4. To Sleepover Or Not To Sleepover
All kids enjoy sleepovers. They make forts. Stay up later than they normally do. Generally have a whole lot of fun. Awesome. What else is going on? If your daughter is sleeping over at her bff’s house, how do you really know? Are they watching movies you would not approve of? Talking about things that are new and beyond her young ears? Before allowing a sleepover, make sure you know the child and her parents. Peer pressure thrives in this unlikely environment.

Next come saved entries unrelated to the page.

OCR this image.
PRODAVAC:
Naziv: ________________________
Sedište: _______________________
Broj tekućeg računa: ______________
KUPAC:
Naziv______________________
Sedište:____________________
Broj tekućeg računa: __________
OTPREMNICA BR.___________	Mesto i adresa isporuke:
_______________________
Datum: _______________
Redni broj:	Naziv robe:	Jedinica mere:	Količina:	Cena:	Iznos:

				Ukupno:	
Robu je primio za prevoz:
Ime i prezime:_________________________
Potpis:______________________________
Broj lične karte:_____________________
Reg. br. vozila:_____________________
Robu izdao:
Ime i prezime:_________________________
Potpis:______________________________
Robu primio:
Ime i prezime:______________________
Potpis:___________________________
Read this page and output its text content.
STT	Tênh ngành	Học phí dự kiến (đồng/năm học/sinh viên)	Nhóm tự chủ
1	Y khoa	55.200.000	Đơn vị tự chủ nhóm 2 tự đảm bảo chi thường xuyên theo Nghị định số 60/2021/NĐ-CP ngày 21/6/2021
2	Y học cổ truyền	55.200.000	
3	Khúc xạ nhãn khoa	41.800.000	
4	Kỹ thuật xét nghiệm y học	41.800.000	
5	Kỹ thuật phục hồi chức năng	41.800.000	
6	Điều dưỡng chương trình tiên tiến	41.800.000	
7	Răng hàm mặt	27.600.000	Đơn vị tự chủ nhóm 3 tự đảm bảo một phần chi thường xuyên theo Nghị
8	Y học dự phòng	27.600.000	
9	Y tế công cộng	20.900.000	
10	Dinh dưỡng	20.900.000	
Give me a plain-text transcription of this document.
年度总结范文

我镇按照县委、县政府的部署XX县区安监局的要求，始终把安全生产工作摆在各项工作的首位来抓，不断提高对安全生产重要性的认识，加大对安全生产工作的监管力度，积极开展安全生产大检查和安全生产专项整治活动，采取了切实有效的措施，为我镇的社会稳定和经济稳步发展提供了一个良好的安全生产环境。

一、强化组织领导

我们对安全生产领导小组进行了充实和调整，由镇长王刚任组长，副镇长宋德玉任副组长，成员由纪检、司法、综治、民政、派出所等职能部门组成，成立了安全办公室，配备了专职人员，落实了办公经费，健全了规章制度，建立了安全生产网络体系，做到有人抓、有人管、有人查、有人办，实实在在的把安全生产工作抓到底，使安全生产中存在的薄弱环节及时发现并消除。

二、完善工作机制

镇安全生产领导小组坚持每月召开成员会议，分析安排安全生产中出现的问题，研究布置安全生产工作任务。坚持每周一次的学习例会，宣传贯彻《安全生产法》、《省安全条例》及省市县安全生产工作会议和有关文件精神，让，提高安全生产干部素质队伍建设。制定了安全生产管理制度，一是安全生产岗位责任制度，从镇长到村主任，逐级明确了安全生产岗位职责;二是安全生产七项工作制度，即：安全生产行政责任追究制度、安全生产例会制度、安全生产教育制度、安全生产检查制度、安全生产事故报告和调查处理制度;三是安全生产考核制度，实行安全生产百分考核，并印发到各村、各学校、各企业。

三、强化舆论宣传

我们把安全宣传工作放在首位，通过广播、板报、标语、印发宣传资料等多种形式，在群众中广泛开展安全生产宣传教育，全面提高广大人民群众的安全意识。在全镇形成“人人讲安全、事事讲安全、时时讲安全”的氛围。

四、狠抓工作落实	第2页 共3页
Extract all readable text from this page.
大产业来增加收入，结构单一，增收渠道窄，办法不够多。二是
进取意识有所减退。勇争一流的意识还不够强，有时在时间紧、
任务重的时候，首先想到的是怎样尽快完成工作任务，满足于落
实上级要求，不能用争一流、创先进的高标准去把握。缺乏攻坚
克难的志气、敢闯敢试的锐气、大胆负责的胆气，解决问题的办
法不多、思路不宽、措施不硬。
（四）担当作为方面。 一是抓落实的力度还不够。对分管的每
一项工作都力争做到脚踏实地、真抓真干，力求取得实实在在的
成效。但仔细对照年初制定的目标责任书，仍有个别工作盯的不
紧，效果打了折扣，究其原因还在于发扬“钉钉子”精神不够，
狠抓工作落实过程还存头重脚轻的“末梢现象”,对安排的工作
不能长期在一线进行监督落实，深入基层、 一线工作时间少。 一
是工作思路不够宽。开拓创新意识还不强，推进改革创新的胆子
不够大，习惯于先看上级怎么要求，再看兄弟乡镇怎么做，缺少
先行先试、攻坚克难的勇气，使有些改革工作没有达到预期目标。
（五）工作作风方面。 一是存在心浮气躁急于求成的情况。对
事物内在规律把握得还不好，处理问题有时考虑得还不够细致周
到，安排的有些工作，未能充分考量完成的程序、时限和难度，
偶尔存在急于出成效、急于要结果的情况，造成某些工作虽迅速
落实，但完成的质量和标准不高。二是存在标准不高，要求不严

5. Maintain Proper Influence
You are not his friend. You are his parent. There is a major difference. So many parents fall into the trap of wanting so much to be liked by their children. They give up influence in the process. Of course, you want a fun and loving relationship. As long as it does not impede on your ability to have the final say. Many a great parent has heard the words “I hate you” as the child storms up the staircase. It’s hurtful and hard to take. However the reply is always, “You will thank me later.”

6. Family Virtues
“If you don’t stand for something, you’ll fall for anything.” Great country song. Your family should have a set of standards that all are expected to live up to. Choose 5-10 virtues that you consider vital. Instruct your children in them and be sure to lead by example. Make it a matter of family pride. “It doesn’t matter how the family down the street does it, this is how we do it.”

7. Opportunities To Teach
Our world today provides more than enough chances to point out good and bad behavior. We have televisions. High speed Internet. Our mobile phones are now mini-computers. We are never without instant access to any type of news, sports or entertainment. That is a whole lot of influence on everyone in the family. If you are watching a show with your son that portrays a desirable quality, point it out. If you are listening to a song with your daughter that has lyrics glorifying loose behavior, point it out. Counteract the bad influence with discussion and other options.

8. The Big Picture
People have a tendency to believe their own behavior does not affect others. We feel small in a giant world. Completely untrue. Try teaching your children to see the bigger picture. Pose questions to them such as, “What if everyone shoplifted like your classmate Richard?” “What if everybody cheated on their tests?” “How would these things affect society?” Give your kids the ability to understand how they affect the world and not just themselves. It builds wisdom and strong character.

9. Concern For Others
Children certainly can be and will be cruel. Vicious at times. Teach empathy to your child. A concern for the feelings and well-being of others. A child that has these qualities is much less likely to follow the pack at any cost. They will understand the damage being done and stand against it. Society needs leaders who bring out the good. People who stand for justice. This starts by teaching empathy.

10. Unique Purpose
Most children that fall victim to destructive peer pressure have lower self-esteem. It’s normal to feel lost as a teenager. A group that shows acceptance and understanding is very attractive. Criminal gangs all over the globe recruit young souls based solely on this knowledge. Do not let this be your child. We are all created with a unique purpose. Every single person has much to offer this world. Help your child discover his or her path. Discover talents that bring out who they truly are. A child with self-confidence and moral strength is nearly impossible to corrupt when guided with love and care.